Insigne, le détonateur de l’Italie ?

Panoramic

Avec Gianluigi Buffon dans les cages et le trio turinois Bonucci, Chiellini et Barzagli, l’Italie possède sans doute l’une des meilleures défenses d’Europe. Au milieu de terrain, la Nazionale n’a pas non plus à rougir avec des piliers comme Thiago Motta, Marco Verratti, Claudio Marchisio ou encore Daniele De Rossi. Côté attaque, c’est une autre histoire. Qu’il semble loin le temps des Baggio, Inzaghi ou Del Piero …

L’attaque, là où le bât blesse

Lors de la dernière Coupe du Monde, Cesare Prandelli avait décidé de faire confiance à Mario Balotelli, déjà contesté. Depuis, celui qui restera un éternel grand espoir n’est même plus sélectionné avec la Squadra Azzurra. Si son absence fait l’unanimité, son remplaçant lui reste toujours à trouver. Auteur de belles prestations du côté de Southampton, Graziano Pellè a un temps été évoqué. Mais force est de constater que le joueur de 30 ans n’a pas l’étoffe d’un grand. Autre candidat au poste, Ciro Immobile. Malheureusement, depuis son départ à Dortmund en 2014, celui qui est également passé par Séville est à la peine. Son retour au Torino lui a certes fait du bien (5 buts en 12 matches) mais trop souvent blessé, il pourrait manquer de rythme en juin prochain. Reste le cas Simone Zaza. Difficile à juger lui qui est en cruel manque de temps de jeu avec la Juventus. Alors que le vivier italien est à sec, ou presque, Antonio Conte a donc sorti de sa poche la carte « oriundi ». Autrement dit, le sélectionneur a décidé de faire appel à un joueur naturalisé, une spécialité dans l’histoire du football italien. Le 28 mars 2015, Eder a étrenné pour la première fois le maillot azzurro. Performant à l’époque avec la Sampdoria, le Brésilien de naissance connait quelques difficultés depuis son arrivée à l’Inter cet hiver. L’ancien de Gênes n’a d’ailleurs toujours pas inscrit le moindre but avec sa nouvelle équipe. En sélection, son bilan n’est guère plus flatteur avec 2 petits buts en 9 apparitions.

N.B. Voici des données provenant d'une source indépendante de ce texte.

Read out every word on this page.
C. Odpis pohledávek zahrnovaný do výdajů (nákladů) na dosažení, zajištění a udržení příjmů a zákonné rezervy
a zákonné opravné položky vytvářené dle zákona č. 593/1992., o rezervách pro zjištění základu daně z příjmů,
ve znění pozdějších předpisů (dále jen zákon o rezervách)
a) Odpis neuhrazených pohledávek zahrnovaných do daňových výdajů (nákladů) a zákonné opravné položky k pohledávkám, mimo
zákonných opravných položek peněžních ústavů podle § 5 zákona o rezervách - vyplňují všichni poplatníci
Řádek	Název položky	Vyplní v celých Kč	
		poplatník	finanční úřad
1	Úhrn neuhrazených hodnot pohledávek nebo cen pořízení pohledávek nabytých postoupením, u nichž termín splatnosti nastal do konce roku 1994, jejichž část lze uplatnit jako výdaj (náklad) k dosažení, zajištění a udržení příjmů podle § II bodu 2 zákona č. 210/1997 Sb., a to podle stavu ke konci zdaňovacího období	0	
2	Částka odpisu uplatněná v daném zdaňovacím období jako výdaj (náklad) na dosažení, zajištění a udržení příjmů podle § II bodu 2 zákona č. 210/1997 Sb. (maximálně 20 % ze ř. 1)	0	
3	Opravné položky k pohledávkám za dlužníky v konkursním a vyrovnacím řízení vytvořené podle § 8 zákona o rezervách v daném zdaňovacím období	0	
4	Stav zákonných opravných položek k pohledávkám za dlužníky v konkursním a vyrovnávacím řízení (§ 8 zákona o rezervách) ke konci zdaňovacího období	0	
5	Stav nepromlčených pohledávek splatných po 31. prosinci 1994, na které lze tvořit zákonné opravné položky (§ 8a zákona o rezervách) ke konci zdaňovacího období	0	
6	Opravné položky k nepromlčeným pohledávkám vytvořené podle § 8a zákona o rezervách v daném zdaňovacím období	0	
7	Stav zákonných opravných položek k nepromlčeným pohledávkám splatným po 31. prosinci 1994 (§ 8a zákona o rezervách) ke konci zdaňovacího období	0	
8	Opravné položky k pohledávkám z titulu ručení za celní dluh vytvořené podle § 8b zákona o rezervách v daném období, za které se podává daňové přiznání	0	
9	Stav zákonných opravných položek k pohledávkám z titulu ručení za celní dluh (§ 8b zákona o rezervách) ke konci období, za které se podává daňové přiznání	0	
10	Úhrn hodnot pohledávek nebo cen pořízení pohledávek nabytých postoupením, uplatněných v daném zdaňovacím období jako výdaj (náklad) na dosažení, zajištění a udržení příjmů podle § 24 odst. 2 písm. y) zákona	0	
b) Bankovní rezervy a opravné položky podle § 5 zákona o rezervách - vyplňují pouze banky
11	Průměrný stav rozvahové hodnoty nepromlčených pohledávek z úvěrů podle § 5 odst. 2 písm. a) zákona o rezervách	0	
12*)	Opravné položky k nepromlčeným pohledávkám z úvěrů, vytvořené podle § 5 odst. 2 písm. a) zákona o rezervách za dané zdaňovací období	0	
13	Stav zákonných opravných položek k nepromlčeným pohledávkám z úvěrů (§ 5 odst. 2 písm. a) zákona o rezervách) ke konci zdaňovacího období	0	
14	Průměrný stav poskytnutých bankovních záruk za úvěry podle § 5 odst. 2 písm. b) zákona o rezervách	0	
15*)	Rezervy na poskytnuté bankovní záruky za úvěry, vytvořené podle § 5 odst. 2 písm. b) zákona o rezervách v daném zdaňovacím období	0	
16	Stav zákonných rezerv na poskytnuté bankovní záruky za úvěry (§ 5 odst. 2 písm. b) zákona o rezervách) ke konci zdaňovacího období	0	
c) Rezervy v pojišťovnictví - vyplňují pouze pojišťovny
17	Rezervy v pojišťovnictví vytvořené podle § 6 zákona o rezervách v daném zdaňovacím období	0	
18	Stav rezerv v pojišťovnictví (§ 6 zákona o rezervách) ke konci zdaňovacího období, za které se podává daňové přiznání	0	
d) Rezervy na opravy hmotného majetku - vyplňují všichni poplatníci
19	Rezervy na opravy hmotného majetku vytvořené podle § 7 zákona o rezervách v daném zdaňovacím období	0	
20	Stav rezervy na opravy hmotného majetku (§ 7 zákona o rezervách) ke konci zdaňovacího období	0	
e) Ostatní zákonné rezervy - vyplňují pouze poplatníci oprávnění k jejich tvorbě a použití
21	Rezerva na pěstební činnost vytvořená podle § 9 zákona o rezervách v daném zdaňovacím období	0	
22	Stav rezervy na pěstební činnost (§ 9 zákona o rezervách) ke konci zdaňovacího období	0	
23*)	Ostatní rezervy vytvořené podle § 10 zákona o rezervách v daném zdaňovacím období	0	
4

Insigne, l’Italie à sa botte

En l’absence de vrai numéro 9, l’Italie va, une fois n’est pas coutume, devoir s’appuyer sur ses joueurs de couloirs. Avec Candreva, Florenzi, Giaccherini, El Shaarawy, ou encore Bernardeschi, la Squadra Azzurra a de quoi faire. Mais elle pourra surtout compter sur Lorenzo Insigne. L’attaquant de poche, qui a pris une nouvelle dimension, réalise une incroyable saison avec Naples, deuxième de Serie A et toujours en course pour le scudetto. Avec 11 buts et 10 passes décisives au compteur en championnat, le Napolitain est certainement le Transalpin le plus en forme du moment. Mais en froid avec son sélectionneur depuis sa « blessure diplomatique » en octobre dernier, le chouchou des tifosi n’avait pas pu s’exprimer avec la Nazionale. Alors qu’il n’avait pas encore joué sous l’ère Conte, Insigne est entré en jeu face à l’Espagne vendredi, à la place d’un Eder quasi inexistant. Auteur d’une entrée fracassante avec un but et une activité débordante, le joueur du Napoli a mis l’Italie à ses pieds. Si bien qu’Antonio Conte devrait lui offrir sa deuxième titularisation avec les Azzurri ce soir contre l’Allemagne (à 20h45 sur beIN SPORTS 2). L’occasion pour l’ancien de Pescara de prouver qu’il peut devenir un élément incontournable voir indispensable de cette sélection italienne. Buffon en est pour sa part déjà convaincu : « Vu ses qualités, vu la saison qu’il est en train de faire, Insigne peut être le joueur qui nous permettra de faire le grand saut, il peut faire la différence ».